Doctors will be encouraged, perhaps even required, to commit malpractice, if Walker gets his way. For almost two decades, Walker has introduced bills to make doctors immune from prosecution if they fail to tell women about health issues of the fetus. That bill failed, but he succeeded in passing a ban on partial birth abortions. In 1998, Walker introduced a bill that allowed doctors to deny patients services, such as contraception, if they didn’t personally agree with it. His ultrasound bill in 2013 caused the closure of several women’s clinics.

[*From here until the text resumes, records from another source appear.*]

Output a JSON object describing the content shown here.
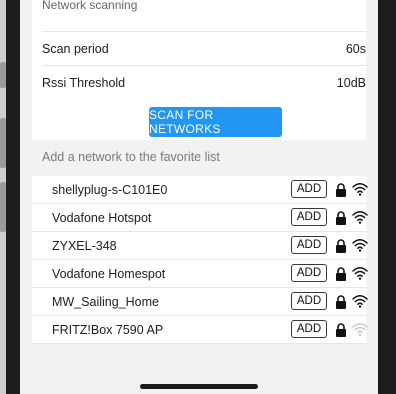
{
  "section": {
    "title": "Network scanning"
  },
  "settings": [
    {
      "label": "Scan period",
      "value": "60s"
    },
    {
      "label": "Rssi Threshold",
      "value": "10dB"
    }
  ],
  "scan_button": {
    "label": "SCAN FOR NETWORKS"
  },
  "favorites": {
    "header": "Add a network to the favorite list",
    "add_label": "ADD"
  },
  "networks": [
    {
      "name": "shellyplug-s-C101E0",
      "locked": true,
      "signal": "strong"
    },
    {
      "name": "Vodafone Hotspot",
      "locked": true,
      "signal": "strong"
    },
    {
      "name": "ZYXEL-348",
      "locked": true,
      "signal": "strong"
    },
    {
      "name": "Vodafone Homespot",
      "locked": true,
      "signal": "strong"
    },
    {
      "name": "MW_Sailing_Home",
      "locked": true,
      "signal": "strong"
    },
    {
      "name": "FRITZ!Box 7590 AP",
      "locked": true,
      "signal": "weak"
    }
  ],
  "colors": {
    "accent": "#2196f3",
    "background": "#f2f2f2"
  }
}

Mandatory useless ultrasounds for women who request abortions isn’t an oddity in the country after the conservatives made these required in a dozen state. Walker took a step farther to claim that ultrasounds are a “cool thing.” He said, “Most people I talked to, whether they’re pro-life or not, I find people all the time who’ll pull out their iPhone and show me a picture of their grandkids’ ultrasound and how excited they are, so that’s a lovely thing. I think about my sons are 19 and 20, we still have their first ultrasounds.” Most of the time, ultrasounds are useless and not recommended
After his foreign travel, Walker is positive that “radical Islamic terrorists” plan to attack the United States. He has no evidence and doesn’t say who threatens the U.S. or what military actions he would use to combat these attacks. He also has no access to intelligence briefings. His confidence in confronting ISIS comes confronting the protesters in Madison for several months, including the parade of tractors that rolled through the streets one week in opposition to the governor’s draconian measures against the Wisconsin people. “If I can take on 100,000 protesters, I can do the same across the world,” he declared. Asked if he were ready to be president, he answered in the affirmative, explaining that he is an Eagle Scout.
While Walker wandered Capitol Hill pressing the flesh in a pre-declaration campaign move during May, his own super PAC was handing out formal invitations to tell donors what they would receive for different levels of funding.
$1,000,000: Executive Board Member – Bi-Annual Retreats (Summer 2015 & Date TBA),MEMBERS ONLY briefings, Weekly Email Updates, Bi-Monthly MEMBERS ONLY Conference Calls, Dedicated Staff Time, 2 Private Dinners with VIP Special Guest(s), Inclusion in all public/regional fundraising events, and Exclusive Executive Board Pin.
$500,000: Executive Committee Member – Bi-Annual Retreats (Summer 2015 & Date TBA),MEMBERS ONLY briefings, Weekly Email Updates, Bi-Monthly MEMBERS ONLY Conference Calls, Dedicated Staff Time, 1 Private Dinner with VIP Special Guest(s), Inclusion in all public/regional fundraising events, and Exclusive Executive Committee Pin.
$250,000: Platinum Membership – Bi-Annual Retreats (Summer 2015 & Date TBA), Weekly Email Updates, Monthly MEMBERS ONLY Conference Calls, Dedicated Staff Time, Inclusion in all public/regional fundraising events, and Exclusive Platinum Board Pin.
Yes, Scott Walker is definitely for sale, and the Supreme Court’s decision in Citizens United is making it much easier.